Язык и философия культуры | страница 197



В самой жизни мы воспринимаем подобное как ограниченность, хотя эта ограниченность позволяет проявиться как раз самой приятной и душевной стороне человеческого — родству человека с природой. Впрочем, такая ограниченность вызывает и известную растроганность и благодаря этому доставляет удовольствие. Искусство же стирает и эту ограниченность — замкнутость в узком кругу выступает уже не как следствие воли, но вытекает из самой глубочайшей природы, из такой проникновенности наивного чувства, которое в иных обстоятельствах не могло бы возникнуть без помех.

Ибо очевидно, что в моральном человеке зримы две различные природы: одна, вполне согласная с его физическим бытием, и другая, которой приходится сначала освободиться от такового, чтобы затем вернуться назад обогащенной и воспитанной. Благодаря первой природе человек прочно укоренен в земле, его породившей, принадлежит, как ее частица, к физической природе, только что он не прикован к ней, но связан с нею добровольно, по любви. Идиллия имеет дело исключительно с первой природой и проистекает всегда лишь из соответствующего ей настроения души. Поэтому круг ее уже, однако она способна вложить в свою сферу не меньше души, не меньше содержания для духа и чувства.

LXVIII.Характер идиллии в связи с предметом, в ней описываемым

Различию в воздействии обоих поэтических жанров соответствует аналогичное различие объектов или по меньшей мере различие в обращении с таковыми.

Природное бытие человека доказывается не отдельными действиями, но целым кругом привычной деятельности, всем образом жизни. Пахарь, пастух, тихий обитатель мирной хижины — все они редко совершают значительные поступки, а совершая их, уже выходят из своего круга. Характеризует их обычно не то, что они вершат, но то, что завтра повторится сделанное сегодня, — им привычно жить и действовать именно так, а не иначе; о них нельзя рассказать — их нужно описывать. Поэтому объект идиллии — это состояние, объект эпопеи — действие человека; первая описательна, вторая повествовательна.

Поэтому все, что производится насильственными действиями, а также и все то, что выпадает из обычного круга жизни и существования — война и кровопролитие, бурная страсть, беспокойная любознательность и даже дух исследования вообще, готовый иной раз пожертвовать жизнью ради познания предметов, — все это противоречит идиллическому настроению.
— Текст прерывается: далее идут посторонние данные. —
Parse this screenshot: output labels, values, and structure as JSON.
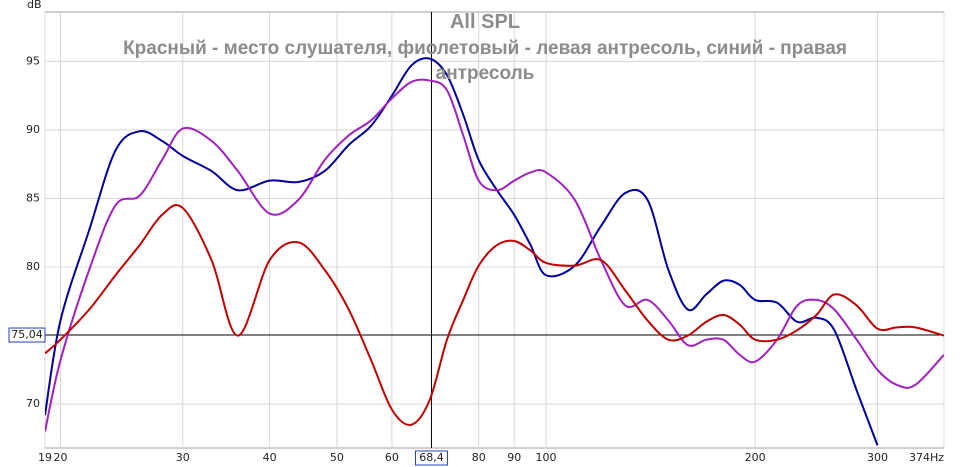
{
  "chart_data": {
    "type": "line",
    "title": "All SPL",
    "subtitle": "Красный - место слушателя, фиолетовый - левая антресоль, синий - правая антресоль",
    "y_label": "dB",
    "xscale": "log",
    "grid": true,
    "xlim": [
      19,
      374
    ],
    "ylim": [
      66.8,
      98.6
    ],
    "xticks": [
      19,
      20,
      30,
      40,
      50,
      60,
      80,
      90,
      100,
      200,
      300,
      {
        "value": 374,
        "label": "374Hz"
      }
    ],
    "yticks": [
      70,
      80,
      85,
      90,
      95
    ],
    "cursor": {
      "x": 68.4,
      "x_label": "68,4",
      "y": 75.04,
      "y_label": "75,04"
    },
    "x": [
      19,
      20,
      22,
      24,
      26,
      28,
      30,
      33,
      36,
      40,
      44,
      48,
      52,
      56,
      60,
      64,
      68,
      72,
      76,
      80,
      85,
      90,
      95,
      100,
      110,
      120,
      130,
      140,
      150,
      160,
      170,
      180,
      190,
      200,
      215,
      230,
      245,
      260,
      280,
      300,
      320,
      340,
      374
    ],
    "series": [
      {
        "color": "#00009c",
        "values": [
          69.2,
          76.1,
          82.7,
          88.5,
          89.9,
          89.2,
          88.1,
          87.0,
          85.6,
          86.3,
          86.2,
          87.0,
          88.9,
          90.3,
          92.5,
          94.7,
          95.2,
          94.0,
          91.1,
          87.8,
          85.6,
          83.8,
          81.6,
          79.4,
          80.1,
          83.0,
          85.4,
          84.9,
          79.8,
          76.9,
          78.0,
          79.0,
          78.7,
          77.6,
          77.4,
          76.0,
          76.3,
          75.4,
          71.0,
          67.0,
          null,
          null,
          null
        ]
      },
      {
        "color": "#a020c0",
        "values": [
          68.0,
          73.2,
          79.8,
          84.5,
          85.2,
          87.8,
          90.1,
          89.2,
          87.0,
          83.9,
          84.9,
          87.8,
          89.6,
          90.7,
          92.3,
          93.5,
          93.6,
          92.9,
          89.6,
          86.3,
          85.6,
          86.3,
          86.9,
          86.9,
          84.9,
          80.5,
          77.2,
          77.6,
          76.1,
          74.3,
          74.7,
          74.7,
          73.6,
          73.1,
          74.7,
          77.2,
          77.6,
          76.9,
          74.7,
          72.5,
          71.4,
          71.4,
          73.6
        ]
      },
      {
        "color": "#c00000",
        "values": [
          73.7,
          74.7,
          76.9,
          79.4,
          81.6,
          83.8,
          84.3,
          80.5,
          75.0,
          80.5,
          81.8,
          79.8,
          76.9,
          73.2,
          69.6,
          68.5,
          70.3,
          74.7,
          77.6,
          80.1,
          81.6,
          81.9,
          81.2,
          80.3,
          80.1,
          80.5,
          78.3,
          76.1,
          74.7,
          75.0,
          76.0,
          76.5,
          75.8,
          74.7,
          74.7,
          75.4,
          76.5,
          78.0,
          77.2,
          75.5,
          75.6,
          75.6,
          75.0
        ]
      }
    ]
  }
}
Разве человек, все существо которого состоит в чистейшей гармонии с самим собою, со своими собратьями, с природой, разве этот человек способен замыслить своевольное разрушение? И если у него есть все необходимое для жизни, может ли он устремляться беспокойным духом вдаль? Что нужно ему, кроме спокойного существования, радости, наслаждения жизнью, тихого сознания своей невинной, незапятнанной совести, кроме счастья вообще, — а все это дают ему природа и его собственная душа, дают сами, добровольно! Его бытие течет регулярным потоком, как сама природа, как времена года, всякая жизненная пора сама по себе проистекает из другой, предшествовавшей ей, и как бы велики ни были богатство и многообразие мыслей и чувств, какие сохраняет он в этом спокойном кругу жизни, в них утверждает свое преобладающее значение гармония, проявляющаяся не в отдельном волеизъявлении, но налагающая свою печать на целую жизнь, на все бытие человека.